This protocol presents detailed microinjection techniques for both adult mosquitoes and house flies; a process that is often not well described in the literature. In addition, oviposition bioassay methodologies to adequately evaluate dsRNA effects on adult dipterans are described. These protocols were developed specifically for Aedes aegypti and Musca domestica but can be modified for other species.

Protocol

1. Insect Preparation

  1. Anesthetize mosquitoes by chilling them at 4 °C for several hours or by 2 min exposure to CO2 and then holding at 4 °C prior to injections. Cold anesthetize flies at 4 °C 2‒3 h prior to injections. Ensure mosquitoes and flies are mated if oviposition is a response variable.
    NOTE: The mosquito anesthetization method depends upon the species and strain, e.g., Culex recover much quicker from cold anesthetization than Aedes aegypti and therefore CO2 knockdown is preferable.
  2. On ice, carefully stage mosquitoes or flies by using soft forceps to lay them ventrally exposed on microscope slides ~0.5 cm apart. Standard slides can hold two rows of 6 mosquitoes each or 6–7 house flies. Leave a 1–1.5 cm space at the left or right end of the slide clear of mosquitoes or flies to aid slide handling.
  3. Keep slides of staged insects at 4 °C in large Petri dishes until ready for injection.
    NOTE: Drilling a hole through the Petri dish lid will help prevent insects from being disturbed by air displacement when capping. Placing slides on a couple of glass capillaries secured to the dish bottom will ease removal from Petri dish.

2. Insect Injection

  1. Prepare dsRNA as described by Estep et al.5 and Sanscrainte et al.9. If free of contaminants, dsRNA can be quantified by using a spectrophotometer to measure the absorbance at 260 nm and calculating RNA concentration in μg/mL as A260 × dilution factor × 40.
  2. Set up dissecting microscope and microinjector over a chill table or shallow ice bucket to perform injections on the cold-anesthetized mosquitoes and flies (see step 1.1–1.3 and Figure 1).
  3. Pull glass capillaries to a fine tip with needle puller (settings: heater = 15 units, solenoid = 4 A).
    NOTE: See Table of Materials for manufacturer’s details.
  4. Place the capillary needle into a microinjector as per the manufacturer’s instructions and break needle tip by pinching with a pair of forceps to produce a sharp point.
    NOTE: Suggested needle opening sizes are ~150 µm for mosquito and ~250 µm for housefly.
  5. Set microinjector for desired delivery volume.
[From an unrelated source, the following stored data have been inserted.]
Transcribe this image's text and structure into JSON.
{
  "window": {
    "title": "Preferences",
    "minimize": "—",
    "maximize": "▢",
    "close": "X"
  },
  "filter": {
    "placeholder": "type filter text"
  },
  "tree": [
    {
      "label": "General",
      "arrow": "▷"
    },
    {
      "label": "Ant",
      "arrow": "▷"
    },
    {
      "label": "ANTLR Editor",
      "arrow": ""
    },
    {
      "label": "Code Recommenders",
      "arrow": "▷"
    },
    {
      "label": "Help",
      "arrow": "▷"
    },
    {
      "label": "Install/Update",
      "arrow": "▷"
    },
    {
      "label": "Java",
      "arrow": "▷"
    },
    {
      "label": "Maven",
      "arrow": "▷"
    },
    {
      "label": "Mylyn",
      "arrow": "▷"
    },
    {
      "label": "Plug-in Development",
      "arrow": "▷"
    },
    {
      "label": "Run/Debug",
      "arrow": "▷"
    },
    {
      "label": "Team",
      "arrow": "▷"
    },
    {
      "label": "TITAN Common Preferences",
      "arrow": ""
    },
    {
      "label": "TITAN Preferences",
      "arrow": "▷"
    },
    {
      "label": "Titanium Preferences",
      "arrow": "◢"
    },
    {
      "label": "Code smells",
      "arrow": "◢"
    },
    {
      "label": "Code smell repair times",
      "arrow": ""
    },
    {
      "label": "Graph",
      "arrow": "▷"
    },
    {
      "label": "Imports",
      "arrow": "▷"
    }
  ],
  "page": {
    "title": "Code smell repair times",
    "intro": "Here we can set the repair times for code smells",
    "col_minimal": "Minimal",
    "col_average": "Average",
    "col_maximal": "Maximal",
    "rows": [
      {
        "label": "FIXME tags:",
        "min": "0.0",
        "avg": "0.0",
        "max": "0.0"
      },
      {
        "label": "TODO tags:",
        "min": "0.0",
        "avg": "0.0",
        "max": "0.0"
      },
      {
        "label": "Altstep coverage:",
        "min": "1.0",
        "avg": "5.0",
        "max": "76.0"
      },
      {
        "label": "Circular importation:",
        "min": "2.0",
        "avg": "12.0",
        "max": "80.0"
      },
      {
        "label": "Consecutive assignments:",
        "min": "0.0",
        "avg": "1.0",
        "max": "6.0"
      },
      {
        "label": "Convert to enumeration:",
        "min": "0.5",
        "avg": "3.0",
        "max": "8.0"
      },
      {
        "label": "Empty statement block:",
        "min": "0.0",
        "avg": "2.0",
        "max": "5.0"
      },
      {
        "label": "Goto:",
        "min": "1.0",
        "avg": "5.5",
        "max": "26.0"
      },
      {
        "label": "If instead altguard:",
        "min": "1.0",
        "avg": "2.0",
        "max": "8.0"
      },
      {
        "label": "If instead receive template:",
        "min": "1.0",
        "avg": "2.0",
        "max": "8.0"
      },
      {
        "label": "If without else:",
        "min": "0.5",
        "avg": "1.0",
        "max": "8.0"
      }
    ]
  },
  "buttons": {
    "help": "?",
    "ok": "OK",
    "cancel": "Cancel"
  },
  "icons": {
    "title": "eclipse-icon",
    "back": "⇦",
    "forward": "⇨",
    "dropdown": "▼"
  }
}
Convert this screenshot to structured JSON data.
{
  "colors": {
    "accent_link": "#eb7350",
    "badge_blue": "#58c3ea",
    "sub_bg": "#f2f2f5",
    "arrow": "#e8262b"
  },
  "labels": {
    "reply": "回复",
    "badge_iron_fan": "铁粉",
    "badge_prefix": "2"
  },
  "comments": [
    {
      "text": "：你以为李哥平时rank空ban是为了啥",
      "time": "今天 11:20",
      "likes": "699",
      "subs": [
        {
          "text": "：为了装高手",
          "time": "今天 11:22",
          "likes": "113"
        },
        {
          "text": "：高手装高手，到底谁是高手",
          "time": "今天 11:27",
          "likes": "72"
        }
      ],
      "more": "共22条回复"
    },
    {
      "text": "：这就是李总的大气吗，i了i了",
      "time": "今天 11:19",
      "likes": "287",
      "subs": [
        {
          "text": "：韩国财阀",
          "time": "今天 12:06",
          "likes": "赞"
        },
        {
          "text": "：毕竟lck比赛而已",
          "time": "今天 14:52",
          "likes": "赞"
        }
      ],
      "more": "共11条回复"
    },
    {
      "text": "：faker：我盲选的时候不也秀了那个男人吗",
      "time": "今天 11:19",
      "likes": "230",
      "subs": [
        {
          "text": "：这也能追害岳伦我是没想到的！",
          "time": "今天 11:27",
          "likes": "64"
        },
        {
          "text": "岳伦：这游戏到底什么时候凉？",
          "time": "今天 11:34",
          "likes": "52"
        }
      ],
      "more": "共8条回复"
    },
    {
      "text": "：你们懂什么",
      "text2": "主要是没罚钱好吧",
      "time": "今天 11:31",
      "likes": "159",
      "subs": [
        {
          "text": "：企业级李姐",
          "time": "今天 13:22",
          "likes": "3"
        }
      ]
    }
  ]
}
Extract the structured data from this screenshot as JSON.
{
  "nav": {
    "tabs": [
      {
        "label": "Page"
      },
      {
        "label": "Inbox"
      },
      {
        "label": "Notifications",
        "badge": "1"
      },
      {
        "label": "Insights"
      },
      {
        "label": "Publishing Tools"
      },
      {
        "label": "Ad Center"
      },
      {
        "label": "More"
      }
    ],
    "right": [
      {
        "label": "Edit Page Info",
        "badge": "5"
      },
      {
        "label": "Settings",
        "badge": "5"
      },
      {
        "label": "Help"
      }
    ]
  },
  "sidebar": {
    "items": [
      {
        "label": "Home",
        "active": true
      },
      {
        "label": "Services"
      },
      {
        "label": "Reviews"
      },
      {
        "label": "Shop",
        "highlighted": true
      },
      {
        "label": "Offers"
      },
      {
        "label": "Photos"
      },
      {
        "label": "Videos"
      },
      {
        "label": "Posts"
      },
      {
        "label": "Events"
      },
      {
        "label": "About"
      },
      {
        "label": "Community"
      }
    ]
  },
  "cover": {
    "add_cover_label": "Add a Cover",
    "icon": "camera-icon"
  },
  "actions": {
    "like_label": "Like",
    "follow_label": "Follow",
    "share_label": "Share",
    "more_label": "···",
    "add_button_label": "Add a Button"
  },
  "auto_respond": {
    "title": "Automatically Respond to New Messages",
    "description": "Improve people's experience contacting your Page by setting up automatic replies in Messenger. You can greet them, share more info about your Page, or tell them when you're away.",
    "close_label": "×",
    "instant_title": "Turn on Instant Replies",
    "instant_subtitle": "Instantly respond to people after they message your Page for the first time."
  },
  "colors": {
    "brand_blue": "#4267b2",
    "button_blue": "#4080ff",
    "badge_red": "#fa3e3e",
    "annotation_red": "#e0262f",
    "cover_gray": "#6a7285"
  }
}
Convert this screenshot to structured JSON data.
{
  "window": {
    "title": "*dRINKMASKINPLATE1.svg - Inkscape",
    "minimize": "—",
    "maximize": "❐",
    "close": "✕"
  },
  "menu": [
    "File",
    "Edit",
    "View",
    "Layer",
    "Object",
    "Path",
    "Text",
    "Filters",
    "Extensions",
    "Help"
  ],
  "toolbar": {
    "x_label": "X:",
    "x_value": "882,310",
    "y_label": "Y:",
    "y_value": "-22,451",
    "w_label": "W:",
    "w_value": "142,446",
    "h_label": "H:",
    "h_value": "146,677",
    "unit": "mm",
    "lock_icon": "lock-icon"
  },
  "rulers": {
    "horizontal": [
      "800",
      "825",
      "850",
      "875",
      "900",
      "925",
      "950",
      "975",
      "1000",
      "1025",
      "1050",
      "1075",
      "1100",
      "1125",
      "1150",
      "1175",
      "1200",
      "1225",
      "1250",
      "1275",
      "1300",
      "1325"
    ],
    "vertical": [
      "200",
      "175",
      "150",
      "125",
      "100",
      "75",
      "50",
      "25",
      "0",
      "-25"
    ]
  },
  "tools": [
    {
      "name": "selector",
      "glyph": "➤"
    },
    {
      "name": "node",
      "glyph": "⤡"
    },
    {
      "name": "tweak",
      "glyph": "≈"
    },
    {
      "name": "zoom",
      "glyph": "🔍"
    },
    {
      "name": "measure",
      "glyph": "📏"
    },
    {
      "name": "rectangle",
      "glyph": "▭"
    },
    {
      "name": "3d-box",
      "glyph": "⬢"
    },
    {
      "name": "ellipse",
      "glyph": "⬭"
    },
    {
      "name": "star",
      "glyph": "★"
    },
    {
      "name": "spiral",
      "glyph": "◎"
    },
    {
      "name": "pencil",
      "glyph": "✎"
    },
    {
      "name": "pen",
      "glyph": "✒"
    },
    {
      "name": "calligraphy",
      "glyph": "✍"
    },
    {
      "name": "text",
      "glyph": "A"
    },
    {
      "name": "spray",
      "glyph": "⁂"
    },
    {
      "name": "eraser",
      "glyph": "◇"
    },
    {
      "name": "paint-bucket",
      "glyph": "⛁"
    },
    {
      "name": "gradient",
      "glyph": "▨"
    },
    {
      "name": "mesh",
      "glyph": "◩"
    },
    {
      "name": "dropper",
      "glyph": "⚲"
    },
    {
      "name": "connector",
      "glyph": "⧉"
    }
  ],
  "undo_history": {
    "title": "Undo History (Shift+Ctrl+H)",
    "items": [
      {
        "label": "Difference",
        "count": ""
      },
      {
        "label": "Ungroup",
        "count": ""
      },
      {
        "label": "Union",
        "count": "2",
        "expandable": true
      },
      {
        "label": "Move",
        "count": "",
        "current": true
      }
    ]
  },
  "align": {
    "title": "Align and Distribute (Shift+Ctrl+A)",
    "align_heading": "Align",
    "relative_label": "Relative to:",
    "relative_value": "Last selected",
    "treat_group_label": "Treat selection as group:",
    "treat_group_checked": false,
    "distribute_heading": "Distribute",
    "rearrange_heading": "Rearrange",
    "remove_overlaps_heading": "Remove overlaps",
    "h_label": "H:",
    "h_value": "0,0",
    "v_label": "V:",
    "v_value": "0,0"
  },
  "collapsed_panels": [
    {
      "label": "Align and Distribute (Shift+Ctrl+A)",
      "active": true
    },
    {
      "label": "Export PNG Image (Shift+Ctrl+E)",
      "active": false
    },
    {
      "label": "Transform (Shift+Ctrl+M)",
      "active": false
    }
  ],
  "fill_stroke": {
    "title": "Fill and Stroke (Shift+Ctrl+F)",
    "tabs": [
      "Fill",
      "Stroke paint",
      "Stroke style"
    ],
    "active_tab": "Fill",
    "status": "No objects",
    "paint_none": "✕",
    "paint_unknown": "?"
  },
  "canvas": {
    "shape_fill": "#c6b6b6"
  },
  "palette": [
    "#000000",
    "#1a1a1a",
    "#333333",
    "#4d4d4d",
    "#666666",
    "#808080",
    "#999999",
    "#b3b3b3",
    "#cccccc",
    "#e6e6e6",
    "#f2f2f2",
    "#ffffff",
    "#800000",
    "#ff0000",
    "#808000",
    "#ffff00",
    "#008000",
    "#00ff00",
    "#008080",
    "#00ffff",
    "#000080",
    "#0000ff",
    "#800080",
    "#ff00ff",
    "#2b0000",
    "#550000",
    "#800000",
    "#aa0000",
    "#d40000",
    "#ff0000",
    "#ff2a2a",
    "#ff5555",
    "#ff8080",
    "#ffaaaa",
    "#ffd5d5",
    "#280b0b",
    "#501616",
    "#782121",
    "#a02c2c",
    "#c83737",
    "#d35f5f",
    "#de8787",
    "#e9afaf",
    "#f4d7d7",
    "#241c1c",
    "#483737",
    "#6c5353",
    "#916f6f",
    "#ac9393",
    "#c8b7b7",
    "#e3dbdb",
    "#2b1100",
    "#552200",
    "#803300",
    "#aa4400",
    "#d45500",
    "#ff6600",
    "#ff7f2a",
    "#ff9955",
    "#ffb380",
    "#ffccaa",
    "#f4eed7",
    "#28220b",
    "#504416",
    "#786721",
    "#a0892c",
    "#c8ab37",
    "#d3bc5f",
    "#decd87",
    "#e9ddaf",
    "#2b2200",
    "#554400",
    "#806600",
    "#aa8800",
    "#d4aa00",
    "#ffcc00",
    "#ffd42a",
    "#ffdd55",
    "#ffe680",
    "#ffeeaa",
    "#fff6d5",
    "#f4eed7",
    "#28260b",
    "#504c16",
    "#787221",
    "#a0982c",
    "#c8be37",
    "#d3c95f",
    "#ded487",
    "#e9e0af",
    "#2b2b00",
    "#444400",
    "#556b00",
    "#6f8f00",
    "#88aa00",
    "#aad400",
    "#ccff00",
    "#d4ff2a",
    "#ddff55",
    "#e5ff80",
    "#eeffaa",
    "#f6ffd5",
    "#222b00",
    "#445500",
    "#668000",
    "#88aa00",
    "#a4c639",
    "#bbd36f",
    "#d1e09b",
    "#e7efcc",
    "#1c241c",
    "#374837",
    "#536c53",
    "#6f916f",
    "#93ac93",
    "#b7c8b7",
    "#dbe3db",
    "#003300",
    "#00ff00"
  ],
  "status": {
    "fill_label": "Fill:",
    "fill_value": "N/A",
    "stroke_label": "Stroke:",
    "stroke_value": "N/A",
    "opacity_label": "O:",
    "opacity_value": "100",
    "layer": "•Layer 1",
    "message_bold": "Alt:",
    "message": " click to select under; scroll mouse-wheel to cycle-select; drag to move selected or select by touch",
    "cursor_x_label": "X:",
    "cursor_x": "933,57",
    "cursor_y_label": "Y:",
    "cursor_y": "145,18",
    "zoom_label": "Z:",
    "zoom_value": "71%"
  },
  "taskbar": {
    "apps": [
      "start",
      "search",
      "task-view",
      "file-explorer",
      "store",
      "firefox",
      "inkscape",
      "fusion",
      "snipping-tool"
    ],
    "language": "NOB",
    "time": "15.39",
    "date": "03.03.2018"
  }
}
Meniscus movement from ~50 nL aliquots is easily observable and recommended for mosquito microinjections. If available, enable fast injection settings. Rinse the needle by filling and expelling nuclease-free water 3 times.
  6. Prepare solutions for injection at a concentration such that 100‒150 nL will provide desired dose for mosquitoes and 500 nL will provide desired dose for house flies.
    NOTE: Suggested initial doses: 1 µg for each mosquito and 5 µg for each housefly5,9.
  7. Optionally for mosquitoes, add Rhodamine B (to aid in visualization) to solutions at a final concentration of 3.0 µg/mL.
    NOTE: The dye will be clearly visible by its pink color after injection through the nearly clear cuticle on the ventral surface at the abdomen/thorax intersection.
  8. Pipette 3–4 µL of solution to inject onto a clean surface (such as a piece of paraffin film) and draw into the glass needle without sucking in any air. Depress the inject button repeatedly until liquid begins to dispense from the needle and gently wipe droplets off with a delicate task wiper.
    NOTE: While some models of microinjectors require backfilling the syringe, the injector referenced in the Table of Materials does not.
  9. Using an ultra-fine point marker, draw hash marks ~1 mm apart starting from the liquid meniscus to the needle shank. This will aid in visualizing the meniscus movement and ensure that the solution has entered the mosquito during injection.
  10. Set the slide of mosquitoes or flies (as prepared in steps 1.2–1.3) under the needle on the chill table or ice (Figure 1). Ensure that field of view in the microscope is wide enough to see the solution meniscus in the needle.
  11. For mosquitoes, align the needle with the middle one-third of the mesokatepisternum (Figure 2A), and while bracing the mosquito against the needle with forceps placed on the opposite side, gently puncture the cuticle with the needle tip using the microinjector micrometer.
  12. For house flies, align the needle with the mesopleuron (Figure 2B) and, while bracing the fly against the needle, gently puncture the cuticle with the needle tip.
  13. Gently slide the needle into the mosquito or fly body until the tip has passed through the midline.
    NOTE: Inserting the needle too shallow often results in the injected liquid beading out of the insect (see step 2.15).
  14. While watching for movement of the liquid meniscus in the needle, depress the inject button until the desired amount of liquid has been injected. For mosquitoes, if set to 50.6 nL aliquots, press 2X for ~100 nL or 3X for ~150 nL. For house flies, depress the inject button until ~500 nL has been injected (i.e., with 69 nL aliquots press 7X for 483 nL).
  15. If the meniscus does not move, slowly slide the mosquito or fly off the needle while watching for meniscus movement. If a portion of the injected solution beads out of the cuticle upon needle removal or if the meniscus fails to move, discard the insect as this injection was not successful.
  16. Transfer successfully injected mosquitoes in groups of 10-15 or house flies in groups of 5 to clear 3.5 oz holding cups. Cover with tulle or netting and recover at room temperature.
  17. After mosquitoes and flies have recovered (1 – 2 h), invert each holding cup over a cotton ball soaked with 10% sucrose solution.
    NOTE: The inversion of the cup on top of the sucrose cotton aids in survival by providing easier access to a sugar meal10.
  18. Rinse needle as in step 2.5 between injection solutions. When done injecting, discard used needles in an appropriate sharps container.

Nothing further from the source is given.